Publication Details

Indraratna, B., Rujikiatkamjorn, C. & Balasubramaniam, A. S. (2013). Ground improvement at the Port of Brisbane, Australia using vertical drains and vacuum assisted preloading. In A. W. Stuedlein & B. R. Christopher (Eds.), Sound geotechnical research to practice : honoring Robert D. Holtz II (pp. 540-550). Reston: American Society of Civil Engineers.

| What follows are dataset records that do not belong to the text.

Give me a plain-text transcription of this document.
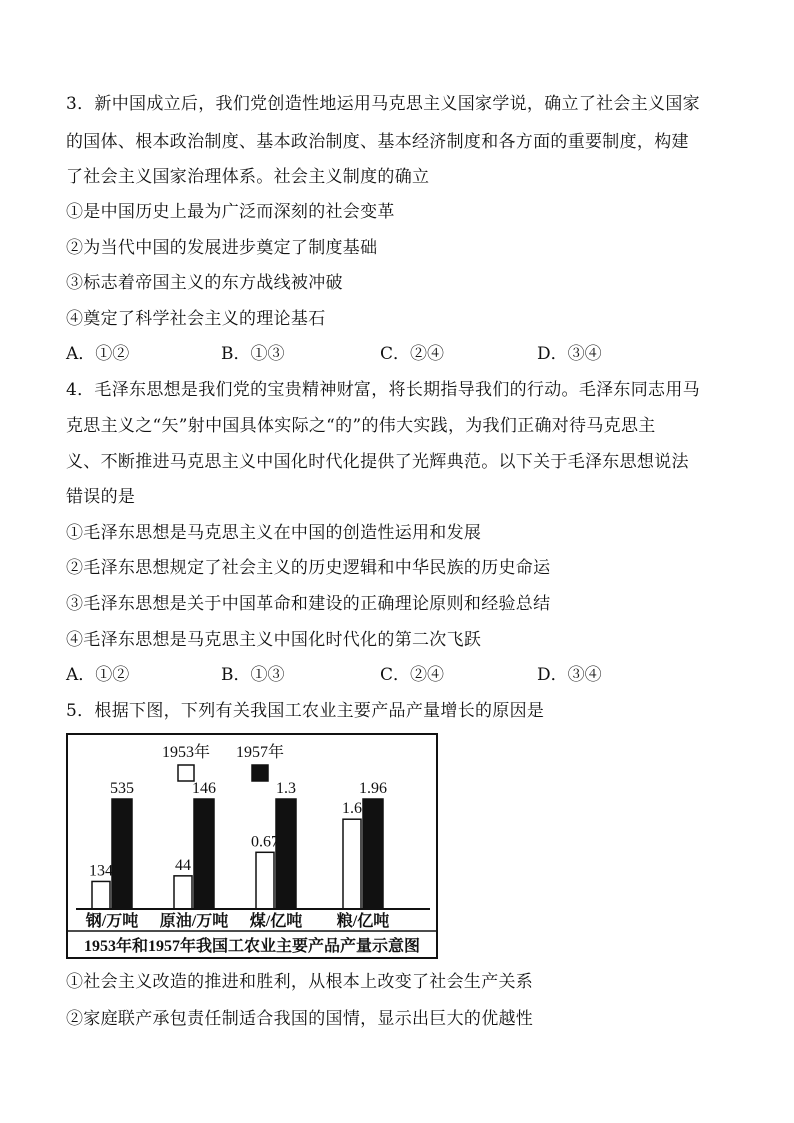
3．新中国成立后，我们党创造性地运用马克思主义国家学说，确立了社会主义国家
的国体、根本政治制度、基本政治制度、基本经济制度和各方面的重要制度，构建
了社会主义国家治理体系。社会主义制度的确立
①是中国历史上最为广泛而深刻的社会变革
②为当代中国的发展进步奠定了制度基础
③标志着帝国主义的东方战线被冲破
④奠定了科学社会主义的理论基石
A．①②	B．①③	C．②④	D．③④
4．毛泽东思想是我们党的宝贵精神财富，将长期指导我们的行动。毛泽东同志用马
克思主义之“矢”射中国具体实际之“的”的伟大实践，为我们正确对待马克思主
义、不断推进马克思主义中国化时代化提供了光辉典范。以下关于毛泽东思想说法
错误的是
①毛泽东思想是马克思主义在中国的创造性运用和发展
②毛泽东思想规定了社会主义的历史逻辑和中华民族的历史命运
③毛泽东思想是关于中国革命和建设的正确理论原则和经验总结
④毛泽东思想是马克思主义中国化时代化的第二次飞跃
A．①②	B．①③	C．②④	D．③④
5．根据下图，下列有关我国工农业主要产品产量增长的原因是
1953年 1957年
134
535
44
146
0.67
1.3
1.6
1.96
钢/万吨 原油/万吨 煤/亿吨 粮/亿吨
1953年和1957年我国工农业主要产品产量示意图
①社会主义改造的推进和胜利，从根本上改变了社会生产关系
②家庭联产承包责任制适合我国的国情，显示出巨大的优越性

Soft clays in coastal areas have low shear strength and high compressibility. Thus construction activities for infrastructure developments in these deposits often pose geotechnical problems due to large time dependent settlements and lateral movements. Ground improvement techniques are adopted to reduce the water content of the soft clays by preloading techniques with vertical drains. Depending on the magnitude of the surcharge used substantial immediate settlement with lateral movements can takes place during preloading. This in tum causes stability problems in the loaded areas. The use of vacuum assisted preloading has now become a popular method in Australia where substantial loads need to be carried out to meet a desired rate of settlement and mitigate undrained failure. To assist the vacuum propagation to significant depths, vertical drains are used in conjunction. At the Port of Brisbane, Australia, vacuum assisted surcharge pre loading and conventional surcharge preloading schemes were used to reduce the time required for consolidation and long term settlement in soft Holocene clays. The design of the combined vacuum and surcharge fill system and construction of the embankment are described in this paper. A comparison made on the performance of a combined vacuum surcharge loading system with a standard surcharge fill highlights the clear benefits of vacuum consolidation. Field monitoring data on surface and sub-surface settlements, pore pressures and lateral movements on test embankments performed during construction are presented. An analytical solution for radial consolidation that considers both time-dependent surcharge loading and vacuum pressure to predict the settlement and associated excess pore pressures in soft clay deposits is also proposed.